Gender differences in predictors of colorectal cancer screening uptake: a national cross sectional study based on the health belief model
1 Division of Gastroenterology and Hepatology, University Medical Cluster, National University Health System, Singapore, Singapore
2 Saw Swee Hock School of Public Health, National University of Singapore, National University Health System, Singapore, Singapore
3 Department of Medicine, Yong Loo Lin School of Medicine, National University of Singapore, Singapore, Singapore
4 Desmond Wai Liver & Gastrointestinal Diseases Centre, Gleneagles Medical Center, Singapore, Singapore
BMC Public Health 2013, 13:677 doi:10.1186/1471-2458-13-677Published: 23 July 2013
Colorectal Cancer (CRC) is rapidly rising in Asia, but screening uptake remains poor. Although studies have reported gender differences in screening rates, there have been few studies assessing gender specific perceptions and barriers towards CRC screening, based on behavioral frameworks.

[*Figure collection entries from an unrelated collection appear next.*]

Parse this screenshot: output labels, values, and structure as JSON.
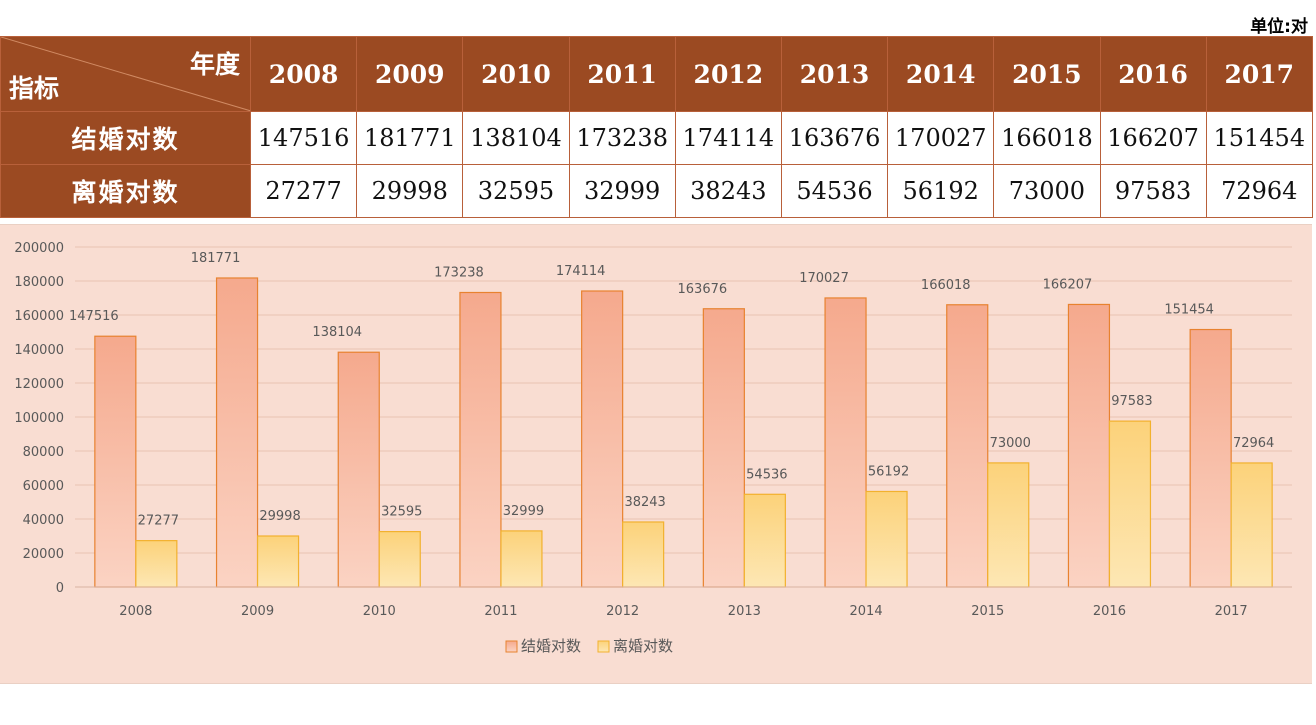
{
  "unit_label": "单位:对",
  "table": {
    "corner_top": "年度",
    "corner_bottom": "指标",
    "years": [
      "2008",
      "2009",
      "2010",
      "2011",
      "2012",
      "2013",
      "2014",
      "2015",
      "2016",
      "2017"
    ],
    "rows": [
      {
        "label": "结婚对数",
        "values": [
          "147516",
          "181771",
          "138104",
          "173238",
          "174114",
          "163676",
          "170027",
          "166018",
          "166207",
          "151454"
        ]
      },
      {
        "label": "离婚对数",
        "values": [
          "27277",
          "29998",
          "32595",
          "32999",
          "38243",
          "54536",
          "56192",
          "73000",
          "97583",
          "72964"
        ]
      }
    ]
  },
  "chart_data": {
    "type": "bar",
    "categories": [
      "2008",
      "2009",
      "2010",
      "2011",
      "2012",
      "2013",
      "2014",
      "2015",
      "2016",
      "2017"
    ],
    "series": [
      {
        "name": "结婚对数",
        "values": [
          147516,
          181771,
          138104,
          173238,
          174114,
          163676,
          170027,
          166018,
          166207,
          151454
        ],
        "color": "#f4ad92",
        "stroke": "#e8822f"
      },
      {
        "name": "离婚对数",
        "values": [
          27277,
          29998,
          32595,
          32999,
          38243,
          54536,
          56192,
          73000,
          97583,
          72964
        ],
        "color": "#fcd98e",
        "stroke": "#f2b12e"
      }
    ],
    "ylim": [
      0,
      200000
    ],
    "yticks": [
      0,
      20000,
      40000,
      60000,
      80000,
      100000,
      120000,
      140000,
      160000,
      180000,
      200000
    ],
    "grid": true,
    "data_labels": true,
    "legend_position": "bottom"
  }
}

We applied the Health Belief Model to identify gender-specific predictors of CRC screening in an Asian population.
A nationwide representative household survey was conducted on 2000 subjects aged 50 years and above in Singapore from 2007 to 2008. Screening behaviour, knowledge and beliefs on CRC screening were assessed by face-to-face structured interviews. The response rate was 88.2%.

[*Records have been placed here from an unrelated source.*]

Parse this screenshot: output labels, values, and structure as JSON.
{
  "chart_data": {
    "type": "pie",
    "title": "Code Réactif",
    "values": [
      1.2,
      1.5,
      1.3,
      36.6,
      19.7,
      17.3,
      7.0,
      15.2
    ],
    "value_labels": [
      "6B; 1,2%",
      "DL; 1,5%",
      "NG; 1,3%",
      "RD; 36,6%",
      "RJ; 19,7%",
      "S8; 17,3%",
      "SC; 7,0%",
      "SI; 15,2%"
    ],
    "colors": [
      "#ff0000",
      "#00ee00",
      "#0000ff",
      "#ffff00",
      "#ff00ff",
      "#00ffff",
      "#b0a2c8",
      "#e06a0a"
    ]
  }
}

26.7 percent had undergone current CRC screening with no gender difference in rates. Almost all agreed that CRC would lead to suffering (89.8%), death (84.6%) and would pose significant treatment cost and expense (83.1%). The majority (88.5%) agreed that screening aids early detection and cure but only 35.4% felt susceptible to CRC. Nearly three-quarters (74.3%) of the respondents recalled reading or hearing information on CRC in the print or broadcast media. However, only 22.6% were advised by their physicians to undergo screening. Significantly more women than men had feared a positive diagnosis, held embarrassment, pain and risk concerns about colonoscopy and had friends and family members who encouraged screening. On multivariate analysis, screening uptake showed a positive association with worry about contracting CRC and a physician’s recommendation and a negative association with perceived pain about colonoscopy for both genders. For women only, screening was positively associated with having attended a public talk on CRC and having a family member with CRC, and was negatively associated with Malay race and perceived danger of colonoscopy.
CRC screening remains poor despite high levels of awareness of its benefits in this Asian population. Race, worry about contracting cancer, psychological barriers, and cues from the doctor and a public talk on CRC were associated with screening with gender specific differences. Strategies to increase CRC screening uptake should consider gender specific approaches to address psychological barriers and increase disease susceptibility through public health education and active promotion by physicians.